CONSIDERAÇÕES FINAIS
Possivelmente o que mais se teme é que o rápido envelhecimento da população produza uma explosão na assistência sanitária e nos custos da seguridade social que escape a qualquer controle. Embora não haja dúvidas de que as populações ções ao envelhecerem aumentarão suas demandas nestes âmbitos, também existem evidências de que a inovação, a cooperação entre todos os setores e o planejamento antecipado permitirão às sociedades lidar exitosamente com esse novo panorama social e político (OMS, 2002). Seria bem mais útil, ao tomar decisões, pensar na capacitação em lugar da incapacitação. Muitos setores podem contribuir com ações que permitam a formação de novas atitudes inclusivas, tanto individuais como coletivas.
Abaixo estão alguns exemplos de programas, entornos e políticas que capacitam os mais velhos a um efetivo convívio na sua comunidade:
• Ambientes de trabalho sem obstáculos ou com adaptações, horários e jornadas de trabalho flexíveis.
• Vias públicas bem iluminadas com calçadas planas e bem conservadas, banheiros públicos acessíveis e semáforos que dêem mais tempo para os idosos atravessarem as ruas.
• Programas públicos de exercício e reabilitação que ajudem ao envelhecente manter ou recuperar sua aptidão física.
• Programas de alfabetização e de formação continuada durante toda a vida.
• Programas de acesso a tecnologias assistivas auditiva, visual e locomotora.

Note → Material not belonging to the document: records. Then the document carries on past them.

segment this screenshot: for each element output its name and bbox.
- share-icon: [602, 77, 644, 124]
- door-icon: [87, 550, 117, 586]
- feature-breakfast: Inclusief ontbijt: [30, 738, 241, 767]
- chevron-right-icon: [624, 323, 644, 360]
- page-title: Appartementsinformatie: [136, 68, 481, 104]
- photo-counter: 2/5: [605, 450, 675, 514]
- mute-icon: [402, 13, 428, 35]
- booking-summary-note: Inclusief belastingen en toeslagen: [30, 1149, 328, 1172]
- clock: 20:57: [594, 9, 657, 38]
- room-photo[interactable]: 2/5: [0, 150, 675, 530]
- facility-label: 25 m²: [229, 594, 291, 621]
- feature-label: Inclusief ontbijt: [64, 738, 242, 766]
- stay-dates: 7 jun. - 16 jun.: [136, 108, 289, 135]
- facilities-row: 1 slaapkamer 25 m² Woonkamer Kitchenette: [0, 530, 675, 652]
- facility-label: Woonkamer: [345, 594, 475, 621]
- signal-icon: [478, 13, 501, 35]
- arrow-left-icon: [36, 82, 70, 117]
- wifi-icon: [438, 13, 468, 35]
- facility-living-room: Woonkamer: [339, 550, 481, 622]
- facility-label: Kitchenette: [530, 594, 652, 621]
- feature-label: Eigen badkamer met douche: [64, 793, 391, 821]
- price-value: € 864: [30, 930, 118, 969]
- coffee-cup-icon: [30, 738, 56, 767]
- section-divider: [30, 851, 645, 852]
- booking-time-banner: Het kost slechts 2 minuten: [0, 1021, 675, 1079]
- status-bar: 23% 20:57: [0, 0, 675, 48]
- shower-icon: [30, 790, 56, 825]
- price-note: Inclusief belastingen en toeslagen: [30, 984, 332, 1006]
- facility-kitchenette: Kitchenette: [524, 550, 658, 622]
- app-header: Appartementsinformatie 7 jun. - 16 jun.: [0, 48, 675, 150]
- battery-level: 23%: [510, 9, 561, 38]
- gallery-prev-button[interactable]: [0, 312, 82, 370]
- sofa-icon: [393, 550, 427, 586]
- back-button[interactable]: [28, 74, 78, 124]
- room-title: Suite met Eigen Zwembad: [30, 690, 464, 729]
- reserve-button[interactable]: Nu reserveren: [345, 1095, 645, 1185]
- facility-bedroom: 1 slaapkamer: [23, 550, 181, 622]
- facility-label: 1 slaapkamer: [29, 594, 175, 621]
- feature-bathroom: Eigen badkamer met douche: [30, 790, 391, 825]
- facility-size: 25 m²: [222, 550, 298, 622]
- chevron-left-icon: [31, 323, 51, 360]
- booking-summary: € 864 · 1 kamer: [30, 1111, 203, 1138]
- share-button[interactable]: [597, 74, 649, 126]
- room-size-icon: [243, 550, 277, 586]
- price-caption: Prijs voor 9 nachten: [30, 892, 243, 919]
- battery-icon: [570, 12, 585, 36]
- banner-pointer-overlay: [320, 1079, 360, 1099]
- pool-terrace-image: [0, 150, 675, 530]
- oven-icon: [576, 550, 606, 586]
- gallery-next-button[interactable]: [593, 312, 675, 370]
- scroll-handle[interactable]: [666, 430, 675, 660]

• Efetivação dos princípios da acessibilidade universal em prédios e logradouros.
• Planos de créditos e acesso a oportunidades de negócios.
• Políticas de apoio aos cuidadores de idosos, especialmente àqueles que prestam serviços informais e voluntários (em todo o mundo são os membros da família, os amigos e vizinhos que proporcionam a maior parte do apoio e dos cuidados
aos adultos de idade avançada necessitados de ajuda) (OMS, 2002; Jönsson, 2003).
Pode-se concluir, portanto, que com pragmatismo e sensatez na provisão de recursos, as sociedades com determinação de planejar e agir podem se permitir envelhecer sem sobressaltos. Porém, quaisquer que sejam as formas de ação, serão de pouca utilidade se não atingirem a sociedade na sua totalidade e se não forem permanentes. É preciso tomar iniciativas para se alcançar o objetivo de que as pessoas envelheçam preservando sua dignidade e sigam sendo capazes para uma vida independente e produtiva, e não se transformem num estorvo ou uma ameaça para as gerações mais jovens.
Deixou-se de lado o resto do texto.